Tips Membangun Roadmap AI untuk CEO Perusahaan Tradisional
Tips Membangun Roadmap AI untuk CEO Perusahaan Tradisional
Problem: CEO Perusahaan Tradisional Ragu Memulai Transformasi AI
Perusahaan tradisional di Indonesia — dari grup konglomerat keluarga hingga BUMN — memiliki tantangan unik dalam adopsi AI: budaya organisasi yang kuat, proses bisnis yang sudah mapan, dan kekhawatiran terhadap disruption internal. Riset Boston Consulting Group 2025 menemukan bahwa 78% CEO perusahaan tradisional di Asia Tenggara mengakui pentingnya AI, namun hanya 12% yang memiliki roadmap implementasi yang jelas.
Tanpa roadmap yang terstruktur, perusahaan tradisional rentan terhadap dua ekstrem: “AI window shopping” — terjebak dalam endless pilot projects tanpa skala, atau “big bang approach” — investasi besar-besaran yang gagal karena organisasi belum siap.
Analysis: Empat Pilar Roadmap AI untuk Perusahaan Tradisional
1. Leadership Alignment & AI Literacy. CEO dan jajaran direksi harus memiliki pemahaman dasar tentang AI — bukan sebagai teknisi, tetapi sebagai pengambil keputusan. Sentraxa merekomendasikan program AI literacy untuk C-suite sebelum memulai implementasi apa pun. Perusahaan dengan C-suite AI-literate memiliki tingkat keberhasilan transformasi 3,5x lebih tinggi.
2. Data Foundation. Perusahaan tradisional seringkali memiliki data yang melimpah namun tidak terstruktur. Prioritas utama: bangun single source of truth untuk data operasional. Data lake sederhana sudah cukup untuk memulai — jangan menunggu infrastruktur sempurna karena itu tidak akan pernah terjadi.

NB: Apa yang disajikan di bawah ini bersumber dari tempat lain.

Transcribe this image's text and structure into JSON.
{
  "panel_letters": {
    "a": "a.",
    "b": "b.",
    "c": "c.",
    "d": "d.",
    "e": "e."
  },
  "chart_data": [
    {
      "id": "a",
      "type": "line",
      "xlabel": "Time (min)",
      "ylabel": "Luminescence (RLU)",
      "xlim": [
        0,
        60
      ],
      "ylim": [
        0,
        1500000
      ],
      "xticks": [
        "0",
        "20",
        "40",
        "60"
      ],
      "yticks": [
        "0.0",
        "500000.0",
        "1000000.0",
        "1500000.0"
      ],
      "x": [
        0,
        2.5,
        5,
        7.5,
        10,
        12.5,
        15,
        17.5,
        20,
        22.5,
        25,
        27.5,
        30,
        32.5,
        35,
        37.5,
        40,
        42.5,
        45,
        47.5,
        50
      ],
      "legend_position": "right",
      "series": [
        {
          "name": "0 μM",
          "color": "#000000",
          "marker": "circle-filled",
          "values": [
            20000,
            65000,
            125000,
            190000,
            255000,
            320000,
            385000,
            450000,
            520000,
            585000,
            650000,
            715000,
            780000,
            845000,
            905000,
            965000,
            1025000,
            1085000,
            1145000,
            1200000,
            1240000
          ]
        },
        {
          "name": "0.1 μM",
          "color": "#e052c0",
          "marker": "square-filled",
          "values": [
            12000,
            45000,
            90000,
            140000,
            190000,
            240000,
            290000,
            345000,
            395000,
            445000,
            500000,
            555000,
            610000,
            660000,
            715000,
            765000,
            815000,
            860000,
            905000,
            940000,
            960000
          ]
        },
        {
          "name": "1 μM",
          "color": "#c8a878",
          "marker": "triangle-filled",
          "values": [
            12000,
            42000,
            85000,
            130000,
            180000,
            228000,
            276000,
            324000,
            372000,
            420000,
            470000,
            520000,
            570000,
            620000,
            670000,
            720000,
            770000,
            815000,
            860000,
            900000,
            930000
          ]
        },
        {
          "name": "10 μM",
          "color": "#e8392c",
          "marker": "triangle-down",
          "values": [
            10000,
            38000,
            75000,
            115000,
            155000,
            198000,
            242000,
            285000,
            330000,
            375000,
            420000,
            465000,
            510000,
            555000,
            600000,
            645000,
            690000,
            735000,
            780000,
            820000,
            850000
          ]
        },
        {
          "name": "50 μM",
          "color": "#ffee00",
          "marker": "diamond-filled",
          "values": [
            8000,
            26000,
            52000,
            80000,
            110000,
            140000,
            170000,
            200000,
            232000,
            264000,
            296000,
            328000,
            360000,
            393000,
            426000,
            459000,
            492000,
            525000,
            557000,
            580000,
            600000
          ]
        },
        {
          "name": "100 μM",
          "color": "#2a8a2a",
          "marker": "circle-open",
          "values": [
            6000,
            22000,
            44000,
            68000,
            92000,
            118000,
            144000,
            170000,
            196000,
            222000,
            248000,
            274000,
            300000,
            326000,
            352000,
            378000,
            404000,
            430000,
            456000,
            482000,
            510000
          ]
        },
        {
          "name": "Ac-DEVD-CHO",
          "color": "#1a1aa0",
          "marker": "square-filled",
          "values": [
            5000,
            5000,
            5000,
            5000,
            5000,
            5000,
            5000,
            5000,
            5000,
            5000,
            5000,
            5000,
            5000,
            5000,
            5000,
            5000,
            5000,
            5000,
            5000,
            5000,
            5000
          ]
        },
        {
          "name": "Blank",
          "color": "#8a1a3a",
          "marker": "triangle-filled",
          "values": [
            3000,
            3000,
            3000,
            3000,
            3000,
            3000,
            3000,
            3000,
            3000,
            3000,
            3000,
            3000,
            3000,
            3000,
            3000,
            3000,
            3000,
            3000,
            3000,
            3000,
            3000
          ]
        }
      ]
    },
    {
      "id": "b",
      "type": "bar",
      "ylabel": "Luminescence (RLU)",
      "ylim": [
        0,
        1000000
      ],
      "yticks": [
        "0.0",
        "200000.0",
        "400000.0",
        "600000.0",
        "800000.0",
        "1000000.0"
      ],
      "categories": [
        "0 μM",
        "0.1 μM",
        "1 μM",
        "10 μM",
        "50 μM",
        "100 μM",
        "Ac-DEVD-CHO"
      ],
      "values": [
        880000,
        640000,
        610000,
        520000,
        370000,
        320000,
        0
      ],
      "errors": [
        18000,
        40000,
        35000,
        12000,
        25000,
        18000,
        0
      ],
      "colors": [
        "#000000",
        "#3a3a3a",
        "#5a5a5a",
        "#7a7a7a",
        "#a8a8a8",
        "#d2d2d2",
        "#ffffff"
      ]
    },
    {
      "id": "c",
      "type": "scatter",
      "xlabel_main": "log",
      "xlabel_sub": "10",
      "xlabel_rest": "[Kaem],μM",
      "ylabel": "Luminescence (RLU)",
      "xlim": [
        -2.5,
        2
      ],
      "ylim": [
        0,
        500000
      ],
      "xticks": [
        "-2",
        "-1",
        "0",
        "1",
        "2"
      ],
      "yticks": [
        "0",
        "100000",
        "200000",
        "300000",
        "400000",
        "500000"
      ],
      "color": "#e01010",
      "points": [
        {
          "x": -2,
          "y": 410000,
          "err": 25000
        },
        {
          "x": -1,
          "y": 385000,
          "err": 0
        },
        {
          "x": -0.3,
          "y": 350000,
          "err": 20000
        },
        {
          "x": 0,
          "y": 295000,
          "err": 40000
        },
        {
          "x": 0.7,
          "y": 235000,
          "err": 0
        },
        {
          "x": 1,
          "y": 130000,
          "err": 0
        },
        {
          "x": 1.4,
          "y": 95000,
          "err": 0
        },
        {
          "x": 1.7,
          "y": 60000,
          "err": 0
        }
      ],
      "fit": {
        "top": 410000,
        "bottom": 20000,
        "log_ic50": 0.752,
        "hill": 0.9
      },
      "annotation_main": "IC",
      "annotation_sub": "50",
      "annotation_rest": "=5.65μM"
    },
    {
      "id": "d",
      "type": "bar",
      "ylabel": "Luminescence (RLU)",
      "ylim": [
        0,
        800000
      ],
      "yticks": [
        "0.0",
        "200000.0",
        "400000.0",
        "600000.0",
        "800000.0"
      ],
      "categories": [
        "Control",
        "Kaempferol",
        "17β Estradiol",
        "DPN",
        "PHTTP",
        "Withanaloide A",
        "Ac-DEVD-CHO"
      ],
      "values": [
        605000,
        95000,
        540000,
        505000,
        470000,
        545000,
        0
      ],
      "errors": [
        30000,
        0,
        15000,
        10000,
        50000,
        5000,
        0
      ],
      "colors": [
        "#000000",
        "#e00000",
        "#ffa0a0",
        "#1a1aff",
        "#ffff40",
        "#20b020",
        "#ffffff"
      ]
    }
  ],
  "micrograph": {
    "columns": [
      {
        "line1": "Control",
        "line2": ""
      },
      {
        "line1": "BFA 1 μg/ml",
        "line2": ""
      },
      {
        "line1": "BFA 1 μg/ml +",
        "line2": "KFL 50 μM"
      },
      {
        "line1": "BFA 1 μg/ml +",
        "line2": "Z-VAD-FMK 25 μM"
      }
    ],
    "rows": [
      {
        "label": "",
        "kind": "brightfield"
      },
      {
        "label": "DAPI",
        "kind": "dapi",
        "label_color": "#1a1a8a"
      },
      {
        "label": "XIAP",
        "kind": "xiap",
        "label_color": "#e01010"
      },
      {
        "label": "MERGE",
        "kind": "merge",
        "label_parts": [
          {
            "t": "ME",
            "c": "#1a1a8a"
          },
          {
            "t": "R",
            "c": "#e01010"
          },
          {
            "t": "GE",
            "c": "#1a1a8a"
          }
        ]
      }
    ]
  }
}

3. Quick Wins Strategy. Pilih 2–3 use case dengan kompleksitas rendah dan dampak tinggi untuk membangun momentum. Contoh: automated document processing untuk divisi legal/HR (bisa selesai dalam 4–6 minggu) atau AI-powered customer service chatbot (bisa mengurangi beban tim CS hingga 40%). Quick wins membangun kepercayaan dan political capital untuk ekspansi AI.
4. Governance & Change Management. AI di perusahaan tradisional membutuhkan governance yang jelas: siapa yang memiliki data, bagaimana keputusan AI divalidasi, dan bagaimana karyawan yang terdampak akan di-upgrade skill-nya. Jangan lupakan aspek etika dan regulasi AI yang semakin ketat di Indonesia.
Insight: Data Keberhasilan Perusahaan Tradisional
Sentraxia Consulting mendampingi transformasi AI di 8 perusahaan tradisional Indonesia (grup properti, agribisnis, dan distribusi). Hasilnya: perusahaan yang mengikuti roadmap bertahap (quick wins → scale → transform) mencapai 4,2x ROI lebih tinggi dibandingkan yang mencoba transformasi besar-besaran dalam sekali jalan.
Data menunjukkan bahwa perusahaan tradisional membutuhkan waktu 18–24 bulan untuk mencapai AI maturity level yang signifikan, namun dampak positif pada efisiensi operasional sudah terlihat sejak bulan ke-3 melalui quick wins. Kuncinya: konsistensi, bukan kecepatan.
Recommendation: Langkah Konkret CEO
Minggu 1–2: Ikuti program AI literacy untuk C-suite dan lakukan assessment kesiapan organisasi. Bulan 1–2: Identifikasi 2 quick wins bersama konsultan AI dan bangun data foundation minimal. Bulan 3–6: Implementasi 2 pilot project, ukur dampak dengan KPI bisnis yang jelas. Bulan 7–12: Evaluasi, tentukan area scale-up, dan bangun AI Center of Excellence.
Pesan CEO kepada CEO: AI bukan ancaman — ini adalah alat untuk memperkuat moat bisnis tradisional Anda. Perusahaan yang berhasil adalah yang memadukan kearifan bisnis tradisional dengan kekuatan AI. Mulailah sekarang, karena pesaing Anda sudah mulai bergerak.